Forget Texas! Amateur chef Jim Clark won the 1980 Great Chili Cookoff in Galena, Illinois, with this recipe, and Benjamin’s, a local eatery, served it for years. Clark still makes it—and still grinds his own chili powder. He also thinks that freezing improves this chili’s flavor, so make it in advance.

Yield: serves 6


  • 2 yellow onions, peeled
  • 8 cloves garlic, peeled
  • 4 shallots, peeled
  • 1 large green bell pepper, seeded
  • 2 lb. beef chuck
  • 1 lb. pork shoulder
  • 3 Tbsp. vegetable oil
  • 3 Tbsp. chili powder
  • 2 (28-oz.) cans tomatoes with juice Salt
  • 1 Tbsp. dried oregano
  • 2 Tbsp. ground cumin
  • 1 Tbsp. dried rosemary
  • 2 cups cooked kidney beans


  1. Dice onions, garlic, shallots and green pepper.
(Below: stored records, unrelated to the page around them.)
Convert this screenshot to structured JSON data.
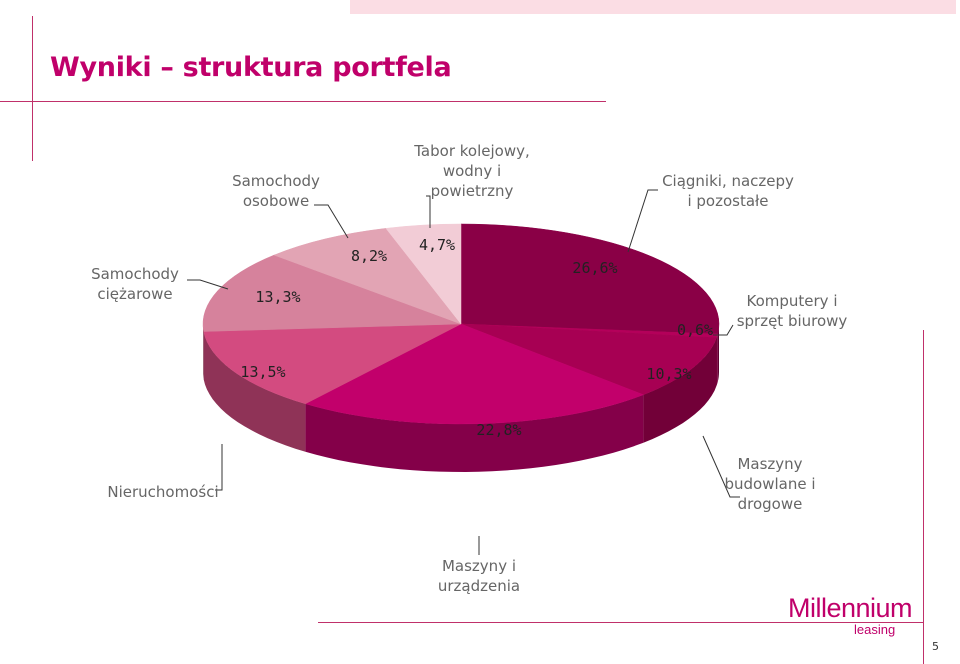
{
  "page": {
    "title": "Wyniki – struktura portfela",
    "page_number": "5",
    "logo_main": "Millennium",
    "logo_sub": "leasing"
  },
  "colors": {
    "accent": "#c0006a",
    "accent_light": "#fbdde4",
    "line": "#c0306a"
  },
  "chart_data": {
    "type": "pie",
    "title": "",
    "unit": "%",
    "slices": [
      {
        "label": "Ciągniki, naczepy i pozostałe",
        "label_lines": [
          "Ciągniki, naczepy",
          "i pozostałe"
        ],
        "value": 26.6,
        "value_text": "26,6%",
        "color": "#8a0046"
      },
      {
        "label": "Komputery i sprzęt biurowy",
        "label_lines": [
          "Komputery i",
          "sprzęt biurowy"
        ],
        "value": 0.6,
        "value_text": "0,6%",
        "color": "#b4005a"
      },
      {
        "label": "Maszyny budowlane i drogowe",
        "label_lines": [
          "Maszyny",
          "budowlane i",
          "drogowe"
        ],
        "value": 10.3,
        "value_text": "10,3%",
        "color": "#a70053"
      },
      {
        "label": "Maszyny i urządzenia",
        "label_lines": [
          "Maszyny i",
          "urządzenia"
        ],
        "value": 22.8,
        "value_text": "22,8%",
        "color": "#c2006b"
      },
      {
        "label": "Nieruchomości",
        "label_lines": [
          "Nieruchomości"
        ],
        "value": 13.5,
        "value_text": "13,5%",
        "color": "#d34b80"
      },
      {
        "label": "Samochody ciężarowe",
        "label_lines": [
          "Samochody",
          "ciężarowe"
        ],
        "value": 13.3,
        "value_text": "13,3%",
        "color": "#d6829c"
      },
      {
        "label": "Samochody osobowe",
        "label_lines": [
          "Samochody",
          "osobowe"
        ],
        "value": 8.2,
        "value_text": "8,2%",
        "color": "#e2a4b4"
      },
      {
        "label": "Tabor kolejowy, wodny i powietrzny",
        "label_lines": [
          "Tabor kolejowy,",
          "wodny i",
          "powietrzny"
        ],
        "value": 4.7,
        "value_text": "4,7%",
        "color": "#f2ccd6"
      }
    ]
  }
}
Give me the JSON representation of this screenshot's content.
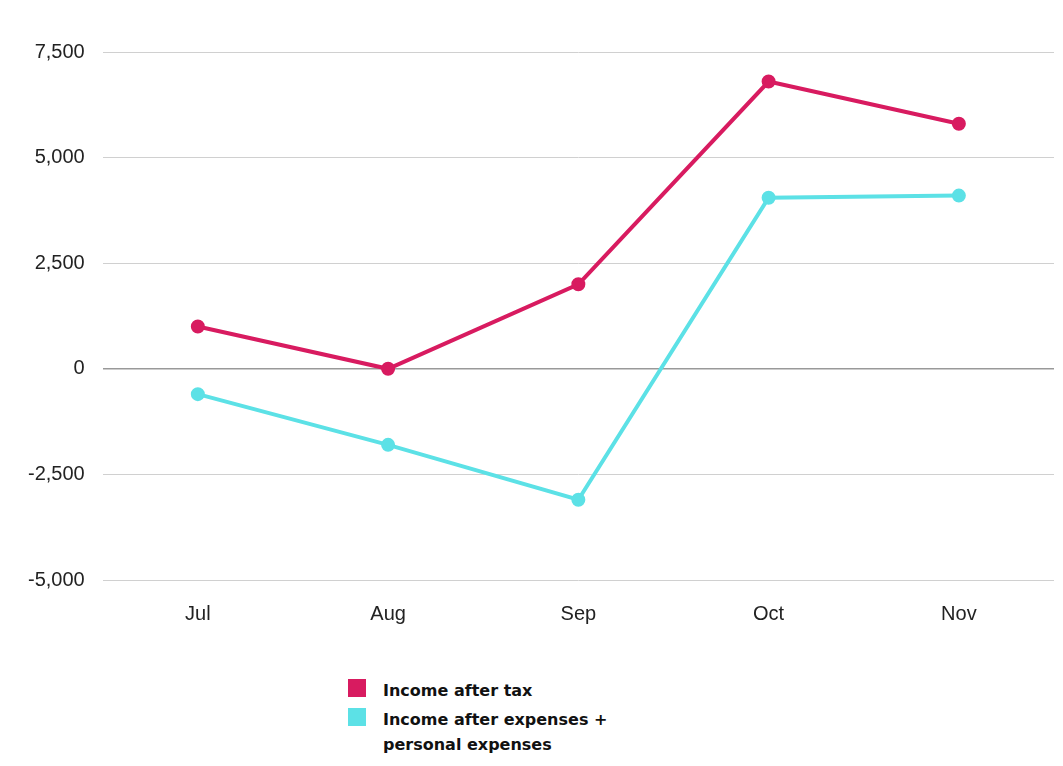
{
  "chart_data": {
    "type": "line",
    "categories": [
      "Jul",
      "Aug",
      "Sep",
      "Oct",
      "Nov"
    ],
    "series": [
      {
        "name": "Income after tax",
        "color": "#d81b60",
        "values": [
          1000,
          0,
          2000,
          6800,
          5800
        ]
      },
      {
        "name": "Income after expenses + personal expenses",
        "color": "#5ce1e6",
        "values": [
          -600,
          -1800,
          -3100,
          4050,
          4100
        ]
      }
    ],
    "ylim": [
      -5000,
      7500
    ],
    "yticks": [
      {
        "value": -5000,
        "label": "-5,000"
      },
      {
        "value": -2500,
        "label": "-2,500"
      },
      0,
      {
        "value": 2500,
        "label": "2,500"
      },
      {
        "value": 5000,
        "label": "5,000"
      },
      {
        "value": 7500,
        "label": "7,500"
      }
    ],
    "grid": true,
    "legend": "bottom",
    "marker": "circle"
  }
}
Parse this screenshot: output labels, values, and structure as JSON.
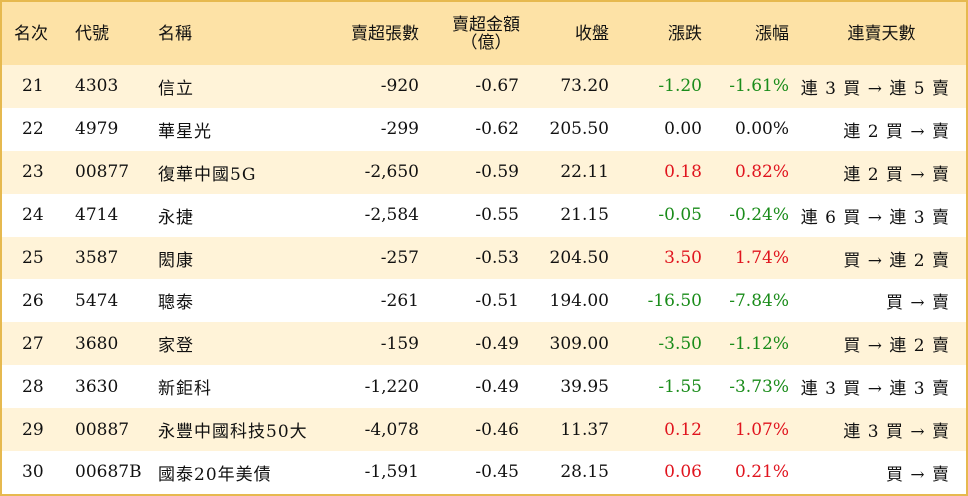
{
  "headers": {
    "rank": "名次",
    "code": "代號",
    "name": "名稱",
    "sell_volume": "賣超張數",
    "sell_amount_line1": "賣超金額",
    "sell_amount_line2": "（億）",
    "close": "收盤",
    "change": "漲跌",
    "change_pct": "漲幅",
    "streak": "連賣天數"
  },
  "rows": [
    {
      "rank": "21",
      "code": "4303",
      "name": "信立",
      "volume": "-920",
      "amount": "-0.67",
      "close": "73.20",
      "change": "-1.20",
      "pct": "-1.61%",
      "streak": "連 3 買 → 連 5 賣",
      "trend": "down"
    },
    {
      "rank": "22",
      "code": "4979",
      "name": "華星光",
      "volume": "-299",
      "amount": "-0.62",
      "close": "205.50",
      "change": "0.00",
      "pct": "0.00%",
      "streak": "連 2 買 → 賣",
      "trend": "flat"
    },
    {
      "rank": "23",
      "code": "00877",
      "name": "復華中國5G",
      "volume": "-2,650",
      "amount": "-0.59",
      "close": "22.11",
      "change": "0.18",
      "pct": "0.82%",
      "streak": "連 2 買 → 賣",
      "trend": "up"
    },
    {
      "rank": "24",
      "code": "4714",
      "name": "永捷",
      "volume": "-2,584",
      "amount": "-0.55",
      "close": "21.15",
      "change": "-0.05",
      "pct": "-0.24%",
      "streak": "連 6 買 → 連 3 賣",
      "trend": "down"
    },
    {
      "rank": "25",
      "code": "3587",
      "name": "閎康",
      "volume": "-257",
      "amount": "-0.53",
      "close": "204.50",
      "change": "3.50",
      "pct": "1.74%",
      "streak": "買 → 連 2 賣",
      "trend": "up"
    },
    {
      "rank": "26",
      "code": "5474",
      "name": "聰泰",
      "volume": "-261",
      "amount": "-0.51",
      "close": "194.00",
      "change": "-16.50",
      "pct": "-7.84%",
      "streak": "買 → 賣",
      "trend": "down"
    },
    {
      "rank": "27",
      "code": "3680",
      "name": "家登",
      "volume": "-159",
      "amount": "-0.49",
      "close": "309.00",
      "change": "-3.50",
      "pct": "-1.12%",
      "streak": "買 → 連 2 賣",
      "trend": "down"
    },
    {
      "rank": "28",
      "code": "3630",
      "name": "新鉅科",
      "volume": "-1,220",
      "amount": "-0.49",
      "close": "39.95",
      "change": "-1.55",
      "pct": "-3.73%",
      "streak": "連 3 買 → 連 3 賣",
      "trend": "down"
    },
    {
      "rank": "29",
      "code": "00887",
      "name": "永豐中國科技50大",
      "volume": "-4,078",
      "amount": "-0.46",
      "close": "11.37",
      "change": "0.12",
      "pct": "1.07%",
      "streak": "連 3 買 → 賣",
      "trend": "up"
    },
    {
      "rank": "30",
      "code": "00687B",
      "name": "國泰20年美債",
      "volume": "-1,591",
      "amount": "-0.45",
      "close": "28.15",
      "change": "0.06",
      "pct": "0.21%",
      "streak": "買 → 賣",
      "trend": "up"
    }
  ],
  "colors": {
    "header_bg": "#fde2a6",
    "odd_row_bg": "#fff3d8",
    "border": "#e6b94f",
    "up": "#e0141e",
    "down": "#1a8c1a"
  }
}
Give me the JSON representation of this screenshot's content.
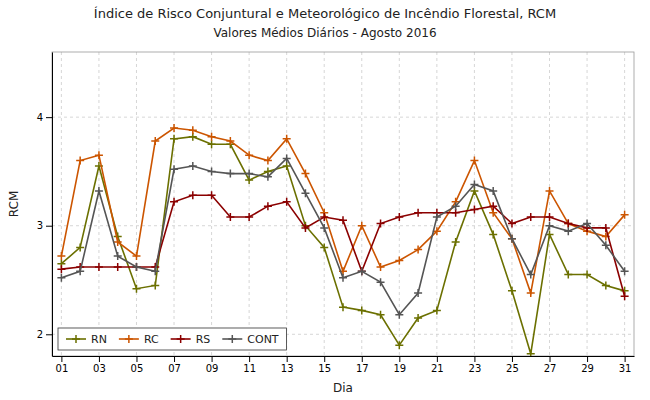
{
  "chart_data": {
    "type": "line",
    "title": "Índice de Risco Conjuntural e Meteorológico de Incêndio Florestal,  RCM",
    "subtitle": "Valores Médios Diários - Agosto 2016",
    "xlabel": "Dia",
    "ylabel": "RCM",
    "x": [
      1,
      2,
      3,
      4,
      5,
      6,
      7,
      8,
      9,
      10,
      11,
      12,
      13,
      14,
      15,
      16,
      17,
      18,
      19,
      20,
      21,
      22,
      23,
      24,
      25,
      26,
      27,
      28,
      29,
      30,
      31
    ],
    "series": [
      {
        "name": "RN",
        "color": "#6b7000",
        "values": [
          2.65,
          2.8,
          3.55,
          2.9,
          2.42,
          2.45,
          3.8,
          3.82,
          3.75,
          3.75,
          3.42,
          3.5,
          3.55,
          3.0,
          2.8,
          2.25,
          2.22,
          2.18,
          1.9,
          2.15,
          2.22,
          2.85,
          3.32,
          2.92,
          2.4,
          1.82,
          2.92,
          2.55,
          2.55,
          2.45,
          2.4
        ]
      },
      {
        "name": "RC",
        "color": "#cc5500",
        "values": [
          2.72,
          3.6,
          3.65,
          2.85,
          2.72,
          3.78,
          3.9,
          3.88,
          3.82,
          3.78,
          3.65,
          3.6,
          3.8,
          3.48,
          3.12,
          2.58,
          3.0,
          2.62,
          2.68,
          2.78,
          2.95,
          3.22,
          3.6,
          3.12,
          2.88,
          2.38,
          3.32,
          3.02,
          2.95,
          2.9,
          3.1
        ]
      },
      {
        "name": "RS",
        "color": "#8b0000",
        "values": [
          2.6,
          2.62,
          2.62,
          2.62,
          2.62,
          2.62,
          3.22,
          3.28,
          3.28,
          3.08,
          3.08,
          3.18,
          3.22,
          2.98,
          3.08,
          3.05,
          2.58,
          3.02,
          3.08,
          3.12,
          3.12,
          3.12,
          3.15,
          3.18,
          3.02,
          3.08,
          3.08,
          3.02,
          2.98,
          2.98,
          2.35
        ]
      },
      {
        "name": "CONT",
        "color": "#555555",
        "values": [
          2.52,
          2.58,
          3.32,
          2.72,
          2.62,
          2.58,
          3.52,
          3.55,
          3.5,
          3.48,
          3.48,
          3.45,
          3.62,
          3.3,
          2.98,
          2.52,
          2.58,
          2.48,
          2.18,
          2.38,
          3.08,
          3.18,
          3.38,
          3.32,
          2.88,
          2.55,
          3.0,
          2.95,
          3.02,
          2.82,
          2.58
        ]
      }
    ],
    "xlim": [
      0.5,
      31.5
    ],
    "xticks": [
      {
        "value": 1,
        "label": "01"
      },
      {
        "value": 3,
        "label": "03"
      },
      {
        "value": 5,
        "label": "05"
      },
      {
        "value": 7,
        "label": "07"
      },
      {
        "value": 9,
        "label": "09"
      },
      11,
      13,
      15,
      17,
      19,
      21,
      23,
      25,
      27,
      29,
      31
    ],
    "ylim": [
      1.8,
      4.6
    ],
    "yticks": [
      2,
      3,
      4
    ],
    "marker": "plus",
    "line_style": "solid",
    "grid": true,
    "legend": "lower left"
  }
}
Cut beef and pork into small pieces. Heat oil in a large pot over medium-high heat. Add beef and pork and brown, turning, for 5 minutes. Add onions, garlic, shallots, and peppers, mix well, then add chili powder. Cover pot, reduce heat to medium-low, and simmer, stirring occasionally, for 20 minutes.
  2. Add tomatoes, salt, and herbs and allow mixture to return to a simmer. Lower heat, cover, and barely simmer until meat is tender, about 2 hours. Add beans, cook for an additional 30 minutes, and serve.